Last month, it was reported that newer Macs with Apple’s T2 security chip will need to run a proprietary Apple diagnostics tool to properly function after performing certain repairs and today, Apple has officially acknowledged that it is indeed the case, especially for repairs involving components like the logic board or the Touch ID sensor (via The Verge).
Both the latest MacBook Pro and the iMac Pro from last year feature Apple’s T2 chip, which is basically a co-processor responsible for Apple’s newest and most advanced security features.

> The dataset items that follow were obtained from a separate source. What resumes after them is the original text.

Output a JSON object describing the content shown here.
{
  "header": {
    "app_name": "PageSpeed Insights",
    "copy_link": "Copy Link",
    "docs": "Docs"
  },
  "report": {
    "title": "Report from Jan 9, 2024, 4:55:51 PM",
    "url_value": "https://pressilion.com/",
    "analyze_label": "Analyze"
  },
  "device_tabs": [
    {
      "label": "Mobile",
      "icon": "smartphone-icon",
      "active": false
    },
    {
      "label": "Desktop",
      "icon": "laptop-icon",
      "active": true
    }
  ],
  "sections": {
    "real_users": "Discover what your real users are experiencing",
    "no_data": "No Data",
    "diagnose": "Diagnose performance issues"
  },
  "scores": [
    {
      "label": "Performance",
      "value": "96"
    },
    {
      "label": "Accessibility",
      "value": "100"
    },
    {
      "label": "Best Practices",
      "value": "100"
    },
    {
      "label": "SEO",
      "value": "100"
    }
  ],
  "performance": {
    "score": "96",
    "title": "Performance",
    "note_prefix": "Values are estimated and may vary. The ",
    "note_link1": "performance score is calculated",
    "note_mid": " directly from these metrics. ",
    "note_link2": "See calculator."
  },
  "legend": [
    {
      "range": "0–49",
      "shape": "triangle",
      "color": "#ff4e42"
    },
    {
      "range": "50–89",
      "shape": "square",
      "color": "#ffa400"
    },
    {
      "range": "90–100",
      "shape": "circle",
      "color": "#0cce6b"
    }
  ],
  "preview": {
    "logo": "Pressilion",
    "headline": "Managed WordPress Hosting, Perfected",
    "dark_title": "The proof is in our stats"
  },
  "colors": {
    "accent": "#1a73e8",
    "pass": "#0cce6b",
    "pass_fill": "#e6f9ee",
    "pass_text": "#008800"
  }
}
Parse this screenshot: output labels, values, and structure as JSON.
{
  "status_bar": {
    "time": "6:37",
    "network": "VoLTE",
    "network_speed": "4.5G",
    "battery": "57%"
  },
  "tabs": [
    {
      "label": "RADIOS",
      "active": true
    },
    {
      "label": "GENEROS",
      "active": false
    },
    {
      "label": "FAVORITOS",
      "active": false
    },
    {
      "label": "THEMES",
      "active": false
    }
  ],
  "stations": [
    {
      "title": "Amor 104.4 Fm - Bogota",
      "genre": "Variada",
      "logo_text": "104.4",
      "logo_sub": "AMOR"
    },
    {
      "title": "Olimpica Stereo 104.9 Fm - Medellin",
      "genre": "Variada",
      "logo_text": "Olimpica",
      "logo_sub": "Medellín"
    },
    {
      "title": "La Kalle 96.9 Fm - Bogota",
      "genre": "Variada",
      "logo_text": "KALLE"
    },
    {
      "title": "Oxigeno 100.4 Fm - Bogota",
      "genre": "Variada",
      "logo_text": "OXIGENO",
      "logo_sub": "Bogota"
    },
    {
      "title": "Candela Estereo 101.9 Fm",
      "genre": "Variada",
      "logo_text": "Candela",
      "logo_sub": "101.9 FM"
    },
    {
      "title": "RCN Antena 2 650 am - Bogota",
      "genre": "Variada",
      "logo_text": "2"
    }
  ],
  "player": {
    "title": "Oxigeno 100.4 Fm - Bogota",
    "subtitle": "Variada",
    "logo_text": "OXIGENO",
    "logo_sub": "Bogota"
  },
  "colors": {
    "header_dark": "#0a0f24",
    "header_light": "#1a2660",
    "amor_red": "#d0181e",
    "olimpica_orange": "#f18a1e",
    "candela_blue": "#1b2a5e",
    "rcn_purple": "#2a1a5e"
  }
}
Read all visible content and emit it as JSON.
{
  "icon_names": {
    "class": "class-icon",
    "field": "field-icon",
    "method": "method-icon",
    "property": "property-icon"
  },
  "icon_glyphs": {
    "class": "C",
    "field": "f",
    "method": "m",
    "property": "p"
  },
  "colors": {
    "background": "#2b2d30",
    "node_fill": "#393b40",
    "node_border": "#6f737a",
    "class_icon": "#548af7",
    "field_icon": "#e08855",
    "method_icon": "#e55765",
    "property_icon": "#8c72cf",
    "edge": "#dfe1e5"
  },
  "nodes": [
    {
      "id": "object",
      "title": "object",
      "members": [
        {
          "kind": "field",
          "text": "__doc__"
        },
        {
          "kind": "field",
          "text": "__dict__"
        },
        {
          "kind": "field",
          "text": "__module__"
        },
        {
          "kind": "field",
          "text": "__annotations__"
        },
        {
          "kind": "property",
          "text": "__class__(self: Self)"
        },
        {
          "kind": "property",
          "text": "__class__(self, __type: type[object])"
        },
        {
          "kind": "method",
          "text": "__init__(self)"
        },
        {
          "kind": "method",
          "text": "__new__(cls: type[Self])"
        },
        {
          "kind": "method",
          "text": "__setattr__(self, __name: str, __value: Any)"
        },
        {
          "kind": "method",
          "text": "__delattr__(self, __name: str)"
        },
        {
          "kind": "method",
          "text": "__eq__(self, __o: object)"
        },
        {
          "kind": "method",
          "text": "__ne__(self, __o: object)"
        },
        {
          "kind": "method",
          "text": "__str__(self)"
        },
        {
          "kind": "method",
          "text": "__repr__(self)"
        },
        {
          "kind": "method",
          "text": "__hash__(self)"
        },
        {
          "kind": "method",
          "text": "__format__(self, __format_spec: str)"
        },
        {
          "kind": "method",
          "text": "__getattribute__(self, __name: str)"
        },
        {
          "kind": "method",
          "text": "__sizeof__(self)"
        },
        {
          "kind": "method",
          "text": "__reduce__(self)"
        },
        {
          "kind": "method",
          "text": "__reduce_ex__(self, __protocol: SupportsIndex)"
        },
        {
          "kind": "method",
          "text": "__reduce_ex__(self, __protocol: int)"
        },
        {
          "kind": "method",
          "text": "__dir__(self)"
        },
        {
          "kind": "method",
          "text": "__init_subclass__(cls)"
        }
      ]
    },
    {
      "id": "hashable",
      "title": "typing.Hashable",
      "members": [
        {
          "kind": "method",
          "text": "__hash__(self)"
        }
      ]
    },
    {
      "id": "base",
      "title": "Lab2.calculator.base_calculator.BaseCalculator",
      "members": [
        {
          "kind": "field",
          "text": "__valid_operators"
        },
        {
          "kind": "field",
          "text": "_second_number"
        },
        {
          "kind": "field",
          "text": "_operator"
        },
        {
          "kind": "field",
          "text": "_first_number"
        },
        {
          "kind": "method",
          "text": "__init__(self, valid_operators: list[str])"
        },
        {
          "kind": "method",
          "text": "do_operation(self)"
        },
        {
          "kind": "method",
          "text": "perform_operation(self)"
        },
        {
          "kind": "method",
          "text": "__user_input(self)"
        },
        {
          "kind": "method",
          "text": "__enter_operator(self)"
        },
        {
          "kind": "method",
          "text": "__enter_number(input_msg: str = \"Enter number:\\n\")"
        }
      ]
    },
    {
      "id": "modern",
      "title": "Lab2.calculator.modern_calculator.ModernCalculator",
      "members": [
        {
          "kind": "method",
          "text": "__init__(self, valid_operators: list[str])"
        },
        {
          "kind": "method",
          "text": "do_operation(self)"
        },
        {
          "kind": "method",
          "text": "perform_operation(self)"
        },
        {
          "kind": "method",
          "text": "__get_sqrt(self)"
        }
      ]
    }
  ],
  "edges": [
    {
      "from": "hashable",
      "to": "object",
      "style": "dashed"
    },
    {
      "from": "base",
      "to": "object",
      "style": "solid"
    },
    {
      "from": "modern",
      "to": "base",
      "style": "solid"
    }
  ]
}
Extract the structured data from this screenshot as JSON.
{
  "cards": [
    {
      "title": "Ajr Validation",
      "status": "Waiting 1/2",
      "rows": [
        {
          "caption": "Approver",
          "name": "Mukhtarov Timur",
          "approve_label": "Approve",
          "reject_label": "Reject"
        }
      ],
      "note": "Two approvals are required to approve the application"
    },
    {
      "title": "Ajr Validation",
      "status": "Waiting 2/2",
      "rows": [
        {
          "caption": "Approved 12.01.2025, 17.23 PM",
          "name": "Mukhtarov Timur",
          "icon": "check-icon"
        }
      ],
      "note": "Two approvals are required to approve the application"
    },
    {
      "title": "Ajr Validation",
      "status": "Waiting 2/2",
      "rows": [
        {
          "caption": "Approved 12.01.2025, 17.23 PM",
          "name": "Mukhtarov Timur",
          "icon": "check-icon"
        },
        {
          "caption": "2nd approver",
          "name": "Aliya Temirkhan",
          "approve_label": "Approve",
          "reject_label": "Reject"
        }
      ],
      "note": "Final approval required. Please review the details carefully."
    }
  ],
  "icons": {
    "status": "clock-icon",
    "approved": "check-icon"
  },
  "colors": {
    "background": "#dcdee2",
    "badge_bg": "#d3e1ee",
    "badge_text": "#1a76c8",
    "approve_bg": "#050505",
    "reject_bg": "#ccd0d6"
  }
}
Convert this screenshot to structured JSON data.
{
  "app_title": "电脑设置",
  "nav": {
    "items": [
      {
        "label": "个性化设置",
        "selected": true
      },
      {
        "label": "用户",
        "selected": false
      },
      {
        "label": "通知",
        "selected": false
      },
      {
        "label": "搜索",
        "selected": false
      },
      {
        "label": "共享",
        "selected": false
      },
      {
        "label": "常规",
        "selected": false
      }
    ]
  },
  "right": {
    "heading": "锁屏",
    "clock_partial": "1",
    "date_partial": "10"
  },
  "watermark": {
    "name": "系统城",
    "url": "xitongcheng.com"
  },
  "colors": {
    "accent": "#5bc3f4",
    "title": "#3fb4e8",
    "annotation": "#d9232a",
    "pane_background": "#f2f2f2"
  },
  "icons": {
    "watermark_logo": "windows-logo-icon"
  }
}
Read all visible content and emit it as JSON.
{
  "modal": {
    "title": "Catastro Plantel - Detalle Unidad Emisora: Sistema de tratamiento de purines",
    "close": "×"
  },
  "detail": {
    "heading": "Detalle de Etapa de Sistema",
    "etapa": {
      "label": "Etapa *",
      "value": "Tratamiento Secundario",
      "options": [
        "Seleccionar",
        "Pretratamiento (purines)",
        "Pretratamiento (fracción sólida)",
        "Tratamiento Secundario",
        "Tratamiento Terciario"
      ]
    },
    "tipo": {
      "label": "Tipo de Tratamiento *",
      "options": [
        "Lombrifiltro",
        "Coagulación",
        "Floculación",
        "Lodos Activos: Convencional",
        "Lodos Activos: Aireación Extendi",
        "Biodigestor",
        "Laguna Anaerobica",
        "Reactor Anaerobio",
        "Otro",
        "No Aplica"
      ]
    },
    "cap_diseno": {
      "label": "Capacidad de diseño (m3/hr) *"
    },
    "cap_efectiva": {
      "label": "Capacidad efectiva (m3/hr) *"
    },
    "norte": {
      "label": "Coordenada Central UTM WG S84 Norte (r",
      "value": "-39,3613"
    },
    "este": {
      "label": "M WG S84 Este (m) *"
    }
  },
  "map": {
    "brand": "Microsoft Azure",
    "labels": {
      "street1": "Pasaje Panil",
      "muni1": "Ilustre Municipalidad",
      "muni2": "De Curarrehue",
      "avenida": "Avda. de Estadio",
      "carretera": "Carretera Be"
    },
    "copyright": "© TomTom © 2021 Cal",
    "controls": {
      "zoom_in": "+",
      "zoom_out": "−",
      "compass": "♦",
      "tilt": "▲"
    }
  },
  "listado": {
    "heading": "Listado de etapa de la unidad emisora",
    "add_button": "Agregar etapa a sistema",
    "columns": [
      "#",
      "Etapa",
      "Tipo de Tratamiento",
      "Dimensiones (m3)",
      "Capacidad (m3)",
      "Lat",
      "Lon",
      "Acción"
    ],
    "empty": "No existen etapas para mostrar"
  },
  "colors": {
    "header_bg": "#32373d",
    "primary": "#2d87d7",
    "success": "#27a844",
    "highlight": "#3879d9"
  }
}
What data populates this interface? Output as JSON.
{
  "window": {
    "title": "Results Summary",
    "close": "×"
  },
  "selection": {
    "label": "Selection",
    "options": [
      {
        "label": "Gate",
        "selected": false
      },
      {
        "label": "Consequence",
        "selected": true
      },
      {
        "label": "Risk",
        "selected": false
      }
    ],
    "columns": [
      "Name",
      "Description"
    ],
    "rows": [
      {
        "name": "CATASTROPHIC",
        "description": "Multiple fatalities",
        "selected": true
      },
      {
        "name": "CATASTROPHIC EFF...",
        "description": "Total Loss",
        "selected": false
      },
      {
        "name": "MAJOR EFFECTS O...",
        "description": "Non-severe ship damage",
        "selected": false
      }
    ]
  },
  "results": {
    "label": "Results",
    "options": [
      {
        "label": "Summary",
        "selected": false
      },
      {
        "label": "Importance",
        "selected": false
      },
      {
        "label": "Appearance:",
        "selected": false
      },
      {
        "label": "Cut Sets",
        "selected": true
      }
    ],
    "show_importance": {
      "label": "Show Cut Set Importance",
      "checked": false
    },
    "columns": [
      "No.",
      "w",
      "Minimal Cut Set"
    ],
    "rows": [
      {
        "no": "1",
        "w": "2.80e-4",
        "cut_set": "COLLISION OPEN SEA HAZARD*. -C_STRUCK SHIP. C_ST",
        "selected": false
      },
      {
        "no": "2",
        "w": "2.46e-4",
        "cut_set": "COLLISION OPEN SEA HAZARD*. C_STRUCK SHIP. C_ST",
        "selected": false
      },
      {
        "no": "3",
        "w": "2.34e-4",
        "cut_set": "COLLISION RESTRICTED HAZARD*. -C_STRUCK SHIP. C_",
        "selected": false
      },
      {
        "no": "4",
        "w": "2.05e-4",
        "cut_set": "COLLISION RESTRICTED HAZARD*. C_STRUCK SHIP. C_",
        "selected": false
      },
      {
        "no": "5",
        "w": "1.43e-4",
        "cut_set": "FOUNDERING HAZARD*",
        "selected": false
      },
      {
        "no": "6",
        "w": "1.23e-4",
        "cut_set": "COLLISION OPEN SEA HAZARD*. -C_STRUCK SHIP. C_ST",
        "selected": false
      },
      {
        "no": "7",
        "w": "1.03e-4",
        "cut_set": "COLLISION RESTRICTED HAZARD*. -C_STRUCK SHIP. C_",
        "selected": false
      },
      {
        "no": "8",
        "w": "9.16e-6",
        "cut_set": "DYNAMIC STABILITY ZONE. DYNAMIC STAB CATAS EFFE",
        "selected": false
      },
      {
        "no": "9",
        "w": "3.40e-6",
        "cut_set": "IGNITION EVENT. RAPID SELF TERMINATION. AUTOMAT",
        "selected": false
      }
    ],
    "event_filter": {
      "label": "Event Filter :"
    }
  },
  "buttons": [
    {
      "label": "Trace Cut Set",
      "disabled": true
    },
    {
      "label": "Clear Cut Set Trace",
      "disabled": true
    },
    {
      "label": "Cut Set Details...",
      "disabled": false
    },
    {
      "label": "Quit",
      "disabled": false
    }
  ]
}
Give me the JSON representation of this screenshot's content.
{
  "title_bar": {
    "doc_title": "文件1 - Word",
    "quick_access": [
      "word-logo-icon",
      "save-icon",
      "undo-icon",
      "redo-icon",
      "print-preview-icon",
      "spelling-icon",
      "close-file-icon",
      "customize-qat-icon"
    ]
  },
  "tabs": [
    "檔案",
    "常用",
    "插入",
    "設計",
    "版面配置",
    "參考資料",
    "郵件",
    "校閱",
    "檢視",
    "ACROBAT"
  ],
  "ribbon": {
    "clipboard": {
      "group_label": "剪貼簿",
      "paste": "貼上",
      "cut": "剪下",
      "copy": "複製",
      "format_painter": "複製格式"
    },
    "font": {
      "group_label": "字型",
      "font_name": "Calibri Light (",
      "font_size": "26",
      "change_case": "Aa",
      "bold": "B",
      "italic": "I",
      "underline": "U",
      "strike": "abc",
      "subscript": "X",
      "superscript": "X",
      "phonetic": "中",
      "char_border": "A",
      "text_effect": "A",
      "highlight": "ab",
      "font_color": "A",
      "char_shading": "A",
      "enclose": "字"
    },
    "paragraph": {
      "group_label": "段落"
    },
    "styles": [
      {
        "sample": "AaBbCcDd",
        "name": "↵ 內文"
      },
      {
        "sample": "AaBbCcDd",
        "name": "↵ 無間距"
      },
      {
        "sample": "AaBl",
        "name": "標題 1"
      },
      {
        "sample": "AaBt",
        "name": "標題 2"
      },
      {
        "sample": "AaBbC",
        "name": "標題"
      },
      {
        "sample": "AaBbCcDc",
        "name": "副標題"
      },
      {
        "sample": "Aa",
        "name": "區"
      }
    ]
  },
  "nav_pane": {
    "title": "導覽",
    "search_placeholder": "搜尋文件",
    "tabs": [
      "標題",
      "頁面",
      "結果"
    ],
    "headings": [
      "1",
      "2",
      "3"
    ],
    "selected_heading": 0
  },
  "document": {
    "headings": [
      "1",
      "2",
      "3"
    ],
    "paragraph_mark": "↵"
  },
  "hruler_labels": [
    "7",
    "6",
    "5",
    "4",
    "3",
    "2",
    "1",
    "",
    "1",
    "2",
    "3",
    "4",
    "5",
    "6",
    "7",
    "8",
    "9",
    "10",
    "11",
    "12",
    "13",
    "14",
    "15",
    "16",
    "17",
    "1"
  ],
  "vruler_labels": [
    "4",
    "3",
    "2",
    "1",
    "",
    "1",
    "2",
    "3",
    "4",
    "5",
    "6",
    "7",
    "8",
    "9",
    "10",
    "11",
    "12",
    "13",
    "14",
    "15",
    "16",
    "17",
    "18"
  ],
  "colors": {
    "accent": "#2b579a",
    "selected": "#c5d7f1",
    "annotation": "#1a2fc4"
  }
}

According to Apple, repairs involving the display assembly, logic board, top case, and Touch ID board for the MacBook Pro, and the logic board and flash storage on the iMac Pro require an “AST 2 System Configuration suite” to be run to properly function, which Apple only distributes to Apple Stores and certified ASPs.
“Apple confirmed to The Verge that the display assembly should require the diagnostic tool, but it is unclear why iFixit was able to swap logic boards and still boot the machines. One possible explanation is that iFixit used components already validated by Apple, and the diagnostic tool may only be required for brand-new, unused components.”
Apple has, however, said that a vast majority of repairs can be conducted without needing the diagnostic tool and that majority of Mac owners will never be in the position of needing to replace a logic board or Touch ID sensor on their own.